= Elizabeth A. H. Green =

American violinist, conductor, and music educator (1906-1995)

Elizabeth Adine Herkimer Green (August 21, 1906 – September 24, 1995) was an American violinist, conductor, and music educator. She was widely regarded as one of the most influential string teachers and conducting pedagogues in the United States.

== Early life and education ==
Green was born in Mobile, Alabama in 1905 to Albert Wingate Green and Mary Elizabeth Timmerman. In 1908, the Green family moved to Blue Island, Illinois, so Albert Green could assume the role of Director of the Violin Department of Ferry Hall at Lake Forest University.

During the summer of 1919, the Green family relocated to Wheaton, Illinois, where her father accepted a faculty position as instructor of Violin and Orchestral Work at the Wheaton College Music Conservatory.

During her secondary education at Wheaton Academy and Wheaton High School, Green found the music curriculum insufficient for her abilities. She received permission to attend classes at Wheaton College's Music Conservatory during study breaks while continuing violin studies under her father's tutelage. This arrangement allowed her to simultaneously complete music requirements for a Bachelor of Music degree while attending high school. By her graduation from Wheaton High School in 1924, Green had fulfilled the Bachelor of Music degree requirements at Wheaton College, including applied lessons in violin and cello, ensemble participation, music theory, counterpoint, and music history.

After completing high school, Green pursued a Bachelor of Science degree, majoring in philosophy with minors in physics and French to fulfill her remaining general education requirements. While she participated in Wheaton College's 1924 commencement exercises, her degree with teaching licensure was not officially awarded until she completed all academic requirements in 1928.

After graduation, Green moved to Waterloo, Iowa, where she taught in the public schools for 14 years and also co-founded the Waterloo Symphony Orchestra. Green served as concertmaster of the Waterloo Symphony for five years before leaving Iowa for new position in Michigan. While teaching in Waterloo, Green traveled monthly to Chicago for lessons with conductor Nicolai Malko.

In 1939, Green earned a master's degree in music from Northwestern University. Her formative studies included violin with Jacques Gordon (concertmaster of the Chicago Symphony Orchestra) and viola with Clarence Evans (the CSO's principal violist). Green also studied violin with Ivan Galamian.

== Career ==
Elizabeth Green joined the University of Michigan faculty in 1942, initially hired to oversee orchestra programs in Ann Arbor public schools through a joint teaching position between the district and university. She began as a one-tenth-time instructor of music in October 1942, though she didn't teach in the School of Music until 1944.

Green was appointed concertmaster of the Ann Arbor Symphony Orchestra in 1942 and held the post for 20 years.

During her early years at Michigan, Green taught "School Orchestra Materials" during summer sessions.

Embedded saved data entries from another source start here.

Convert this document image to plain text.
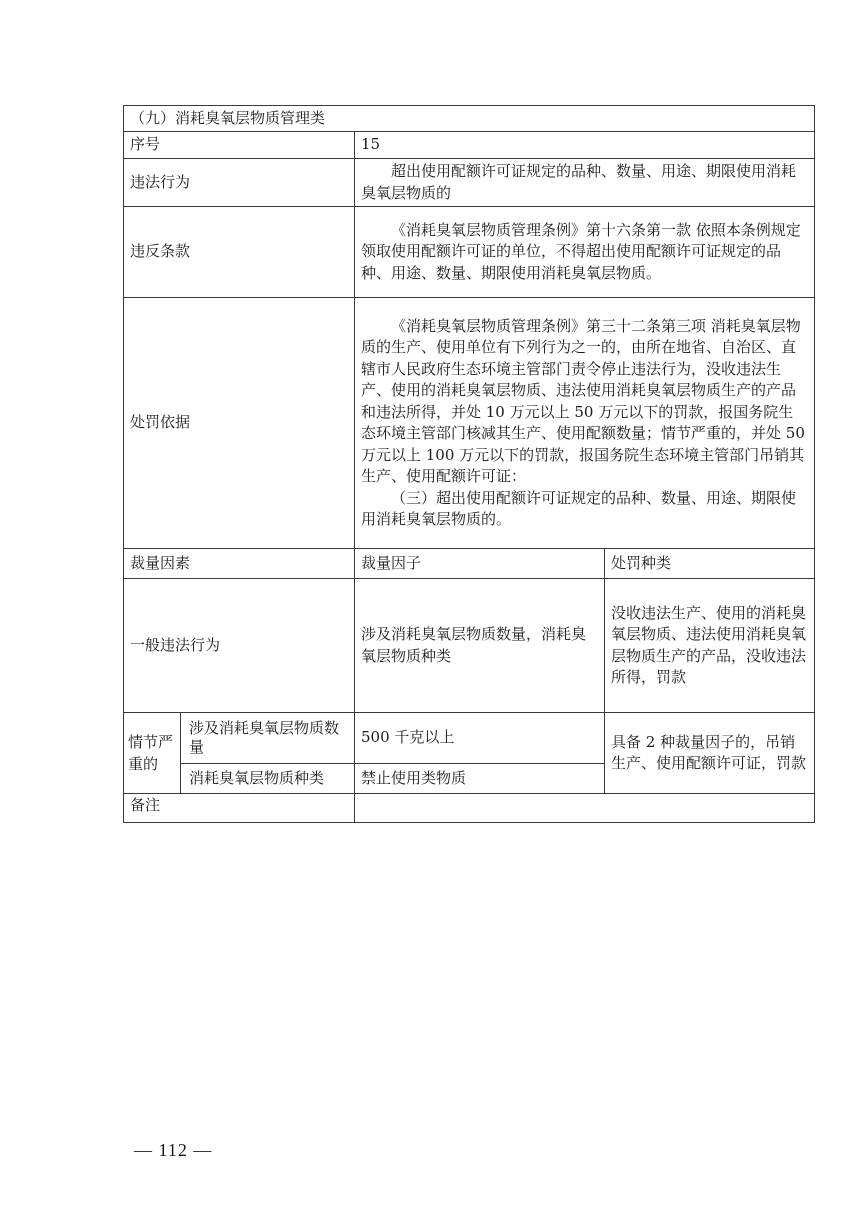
（九）消耗臭氧层物质管理类			
序号		15	
违法行为		超出使用配额许可证规定的品种、数量、用途、期限使用消耗臭氧层物质的	
违反条款		《消耗臭氧层物质管理条例》第十六条第一款 依照本条例规定领取使用配额许可证的单位，不得超出使用配额许可证规定的品种、用途、数量、期限使用消耗臭氧层物质。	
处罚依据		《消耗臭氧层物质管理条例》第三十二条第三项 消耗臭氧层物质的生产、使用单位有下列行为之一的，由所在地省、自治区、直辖市人民政府生态环境主管部门责令停止违法行为，没收违法生产、使用的消耗臭氧层物质、违法使用消耗臭氧层物质生产的产品和违法所得，并处 10 万元以上 50 万元以下的罚款，报国务院生态环境主管部门核减其生产、使用配额数量；情节严重的，并处 50 万元以上 100 万元以下的罚款，报国务院生态环境主管部门吊销其生产、使用配额许可证：
（三）超出使用配额许可证规定的品种、数量、用途、期限使用消耗臭氧层物质的。	

裁量因素		裁量因子	处罚种类
一般违法行为		涉及消耗臭氧层物质数量，消耗臭氧层物质种类	没收违法生产、使用的消耗臭氧层物质、违法使用消耗臭氧层物质生产的产品，没收违法所得，罚款
情节严重的	涉及消耗臭氧层物质数量	500 千克以上	具备 2 种裁量因子的，吊销生产、使用配额许可证，罚款
	消耗臭氧层物质种类	禁止使用类物质	
备注			
— 112 —
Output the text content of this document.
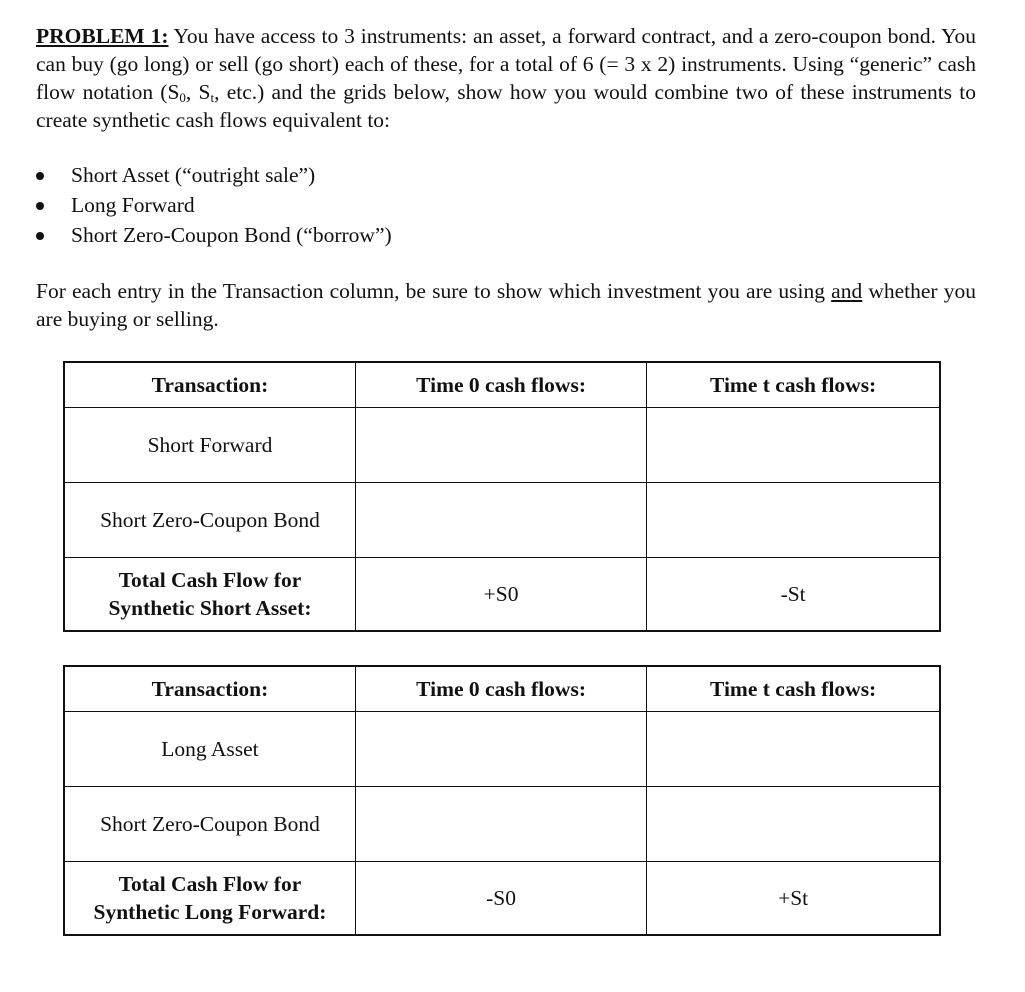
PROBLEM 1: You have access to 3 instruments: an asset, a forward contract, and a zero-coupon bond. You can buy (go long) or sell (go short) each of these, for a total of 6 (= 3 x 2) instruments. Using “generic” cash flow notation ($S_0$, $S_t$, etc.) and the grids below, show how you would combine two of these instruments to create synthetic cash flows equivalent to:

Short Asset (“outright sale”)
Long Forward
Short Zero-Coupon Bond (“borrow”)

For each entry in the Transaction column, be sure to show which investment you are using and whether you are buying or selling.

Transaction:	Time 0 cash flows:	Time t cash flows:
Short Forward		
Short Zero-Coupon Bond		
Total Cash Flow for
Synthetic Short Asset:	+S0	-St
Transaction:	Time 0 cash flows:	Time t cash flows:
Long Asset		
Short Zero-Coupon Bond		
Total Cash Flow for
Synthetic Long Forward:	-S0	+St
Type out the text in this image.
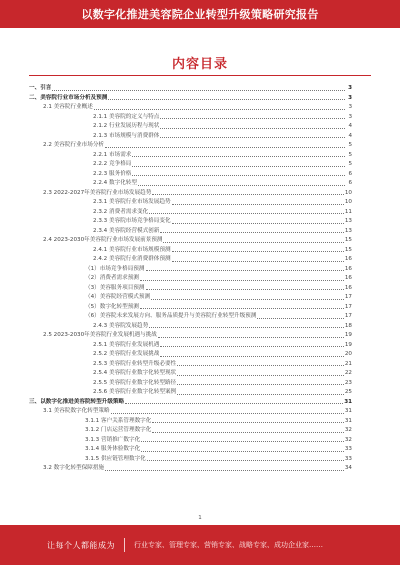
以数字化推进美容院企业转型升级策略研究报告
内容目录
一、引言	3
二、美容院行业市场分析及预测	3
2.1 美容院行业概述	3
2.1.1 美容院的定义与特点	3
2.1.2 行业发展历程与现状	4
2.1.3 市场规模与消费群体	4
2.2 美容院行业市场分析	5
2.2.1 市场需求	5
2.2.2 竞争格局	5
2.2.3 服务价格	6
2.2.4 数字化转型	6
2.3 2022-2027年美容院行业市场发展趋势	10
2.3.1 美容院行业市场发展趋势	10
2.3.2 消费者需求变化	11
2.3.3 美容院市场竞争格局变化	13
2.3.4 美容院经营模式创新	13
2.4 2023-2030年美容院行业市场发展前景预测	15
2.4.1 美容院行业市场规模预测	15
2.4.2 美容院行业消费群体预测	16
（1）市场竞争格局预测	16
（2）消费者需求预测	16
（3）美容服务项目预测	16
（4）美容院经营模式预测	17
（5）数字化转型预测	17
（6）美容院未来发展方向、服务品质提升与美容院行业转型升级预测	17
2.4.3 美容院发展趋势	18
2.5 2023-2030年美容院行业发展机遇与挑战	19
2.5.1 美容院行业发展机遇	19
2.5.2 美容院行业发展挑战	20
2.5.3 美容院行业转型升级必要性	21
2.5.4 美容院行业数字化转型现状	22
2.5.5 美容院行业数字化转型路径	23
2.5.6 美容院行业数字化转型案例	25
三、以数字化推进美容院转型升级策略	31
3.1 美容院数字化转型策略	31
3.1.1 客户关系管理数字化	31
3.1.2 门店运营管理数字化	32
3.1.3 营销推广数字化	32
3.1.4 服务体验数字化	33
3.1.5 供应链管理数字化	33
3.2 数字化转型保障措施	34
1
让每个人都能成为	行业专家、管理专家、营销专家、战略专家、成功企业家……
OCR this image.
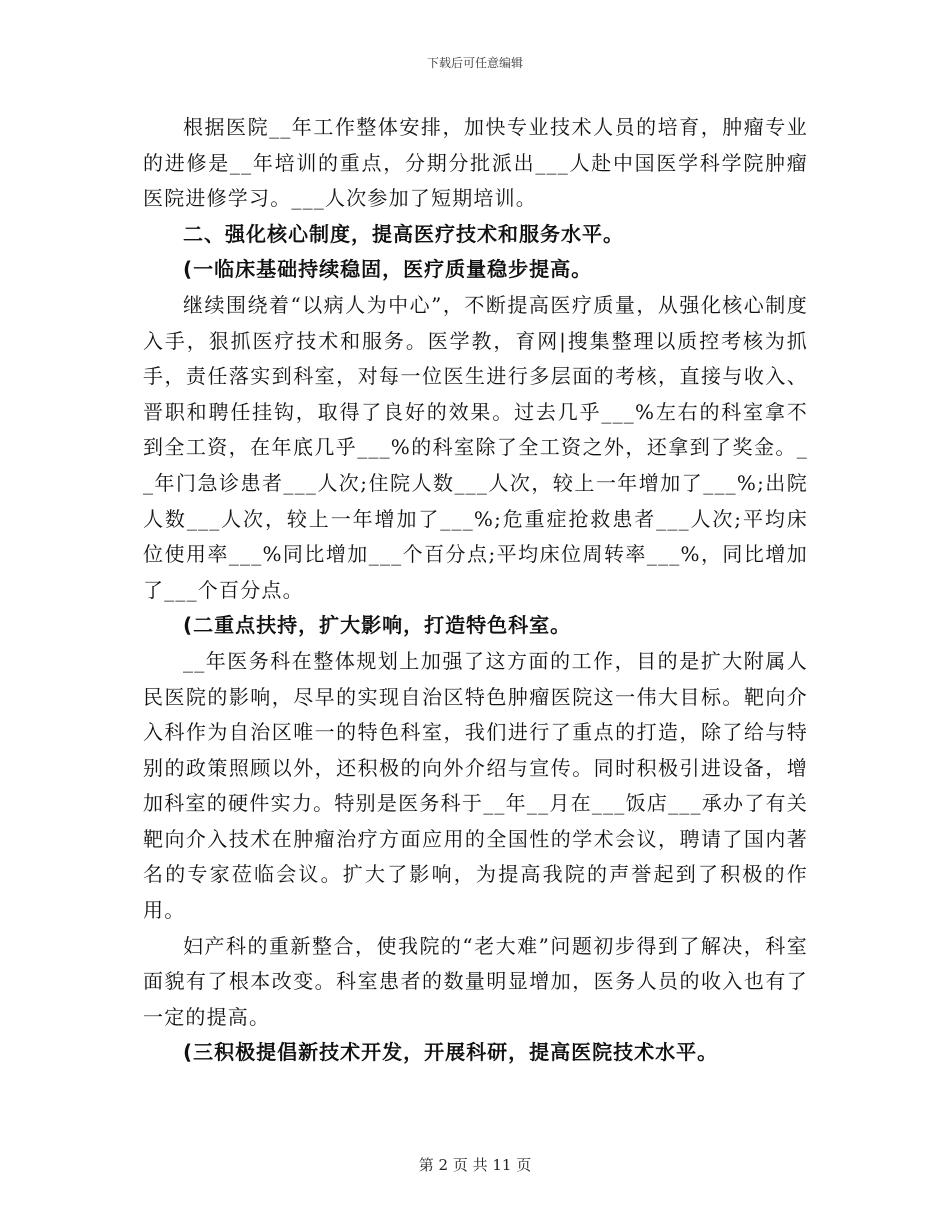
下载后可任意编辑

根据医院__年工作整体安排，加快专业技术人员的培育，肿瘤专业的进修是__年培训的重点，分期分批派出___人赴中国医学科学院肿瘤医院进修学习。___人次参加了短期培训。

二、强化核心制度，提高医疗技术和服务水平。

(一临床基础持续稳固，医疗质量稳步提高。

继续围绕着“以病人为中心”，不断提高医疗质量，从强化核心制度入手，狠抓医疗技术和服务。医学教，育网|搜集整理以质控考核为抓手，责任落实到科室，对每一位医生进行多层面的考核，直接与收入、晋职和聘任挂钩，取得了良好的效果。过去几乎___%左右的科室拿不到全工资，在年底几乎___%的科室除了全工资之外，还拿到了奖金。__年门急诊患者___人次;住院人数___人次，较上一年增加了___%;出院人数___人次，较上一年增加了___%;危重症抢救患者___人次;平均床位使用率___%同比增加___个百分点;平均床位周转率___%，同比增加了___个百分点。

(二重点扶持，扩大影响，打造特色科室。

__年医务科在整体规划上加强了这方面的工作，目的是扩大附属人民医院的影响，尽早的实现自治区特色肿瘤医院这一伟大目标。靶向介入科作为自治区唯一的特色科室，我们进行了重点的打造，除了给与特别的政策照顾以外，还积极的向外介绍与宣传。同时积极引进设备，增加科室的硬件实力。特别是医务科于__年__月在___饭店___承办了有关靶向介入技术在肿瘤治疗方面应用的全国性的学术会议，聘请了国内著名的专家莅临会议。扩大了影响，为提高我院的声誉起到了积极的作用。

妇产科的重新整合，使我院的“老大难”问题初步得到了解决，科室面貌有了根本改变。科室患者的数量明显增加，医务人员的收入也有了一定的提高。

(三积极提倡新技术开发，开展科研，提高医院技术水平。

第 2 页 共 11 页
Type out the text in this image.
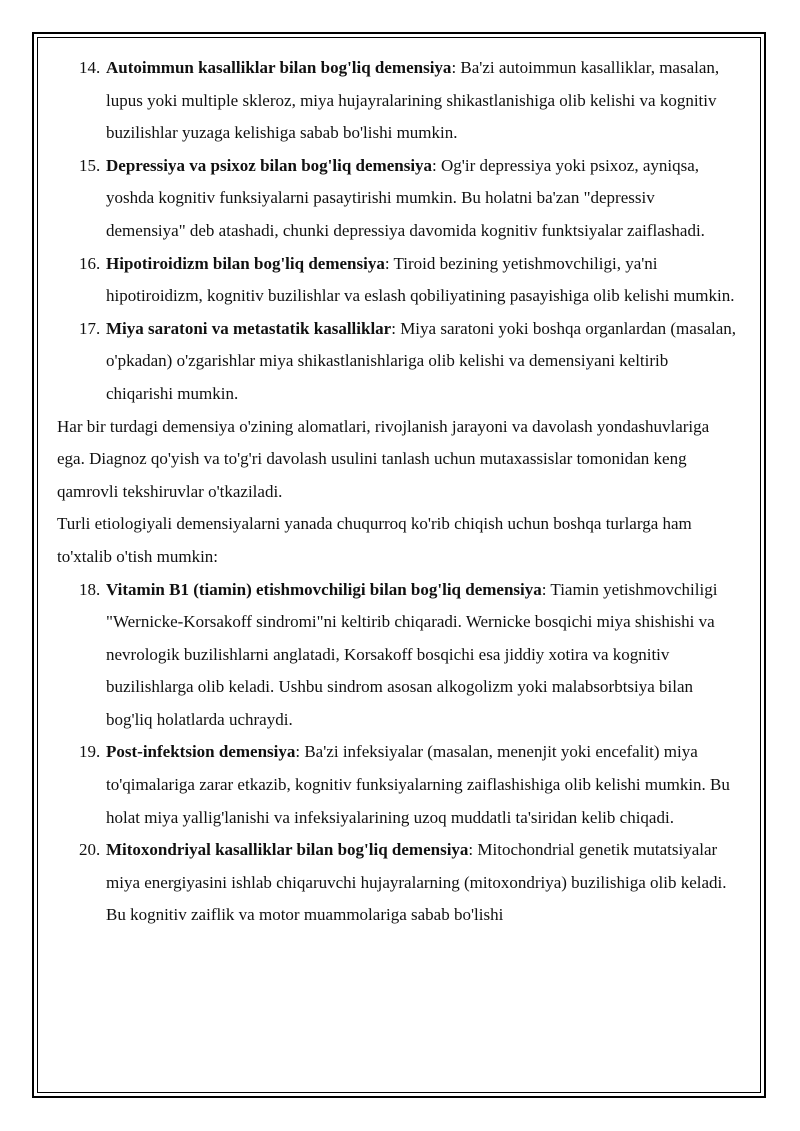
14. Autoimmun kasalliklar bilan bog'liq demensiya: Ba'zi autoimmun kasalliklar, masalan, lupus yoki multiple skleroz, miya hujayralarining shikastlanishiga olib kelishi va kognitiv buzilishlar yuzaga kelishiga sabab bo'lishi mumkin.
15. Depressiya va psixoz bilan bog'liq demensiya: Og'ir depressiya yoki psixoz, ayniqsa, yoshda kognitiv funksiyalarni pasaytirishi mumkin. Bu holatni ba'zan "depressiv demensiya" deb atashadi, chunki depressiya davomida kognitiv funktsiyalar zaiflashadi.
16. Hipotiroidizm bilan bog'liq demensiya: Tiroid bezining yetishmovchiligi, ya'ni hipotiroidizm, kognitiv buzilishlar va eslash qobiliyatining pasayishiga olib kelishi mumkin.
17. Miya saratoni va metastatik kasalliklar: Miya saratoni yoki boshqa organlardan (masalan, o'pkadan) o'zgarishlar miya shikastlanishlariga olib kelishi va demensiyani keltirib chiqarishi mumkin.

Har bir turdagi demensiya o'zining alomatlari, rivojlanish jarayoni va davolash yondashuvlariga ega. Diagnoz qo'yish va to'g'ri davolash usulini tanlash uchun mutaxassislar tomonidan keng qamrovli tekshiruvlar o'tkaziladi.

Turli etiologiyali demensiyalarni yanada chuqurroq ko'rib chiqish uchun boshqa turlarga ham to'xtalib o'tish mumkin:

18. Vitamin B1 (tiamin) etishmovchiligi bilan bog'liq demensiya: Tiamin yetishmovchiligi "Wernicke-Korsakoff sindromi"ni keltirib chiqaradi. Wernicke bosqichi miya shishishi va nevrologik buzilishlarni anglatadi, Korsakoff bosqichi esa jiddiy xotira va kognitiv buzilishlarga olib keladi. Ushbu sindrom asosan alkogolizm yoki malabsorbtsiya bilan bog'liq holatlarda uchraydi.
19. Post-infektsion demensiya: Ba'zi infeksiyalar (masalan, menenjit yoki encefalit) miya to'qimalariga zarar etkazib, kognitiv funksiyalarning zaiflashishiga olib kelishi mumkin. Bu holat miya yallig'lanishi va infeksiyalarining uzoq muddatli ta'siridan kelib chiqadi.
20. Mitoxondriyal kasalliklar bilan bog'liq demensiya: Mitochondrial genetik mutatsiyalar miya energiyasini ishlab chiqaruvchi hujayralarning (mitoxondriya) buzilishiga olib keladi. Bu kognitiv zaiflik va motor muammolariga sabab bo'lishi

Her teaching responsibilities gradually increased from one-eighth-time to one-fourth-time in spring 1946. By 1948, she secured a three-year appointment as a half-time assistant professor of Music Education, transitioning to a full-time position that fall.

Green's academic career progressed through several promotions approved by the University of Michigan Board of Regents: from Assistant Professor to Associate Professor (effective fall 1958) and later from Associate Professor to Professor of Music (effective fall 1963). Green taught at Michigan for 32 years, retiring in 1974 and receiving professor emeritus status in 1975.

== Pedagogy ==
Green authored several books throughout her career. She wrote Miraculous Teacher, a biography of violinist Ivan Galamian, and collaborated with Galamian on the publication of Principles of Violin Playing and Teaching.

== Recognition and legacy ==
In 1995, the Michigan House of Representatives adopted a resolution recognizing Green as a "world famous educator, musician, conductor, and author."

The American String Teachers Association annually presents the Elizabeth A. H. Green School Educator Award, honoring a string teacher with an outstanding career in school orchestra education. The award was first presented in 1990.

== Later life ==
Green was diagnosed with cancer in June 1995. She died on September 24, 1995, at the age of 89.

In March 1996, the Ann Arbor Public Schools Music Department honored Green with a concert at Hill Auditorium featuring more than 500 student performers.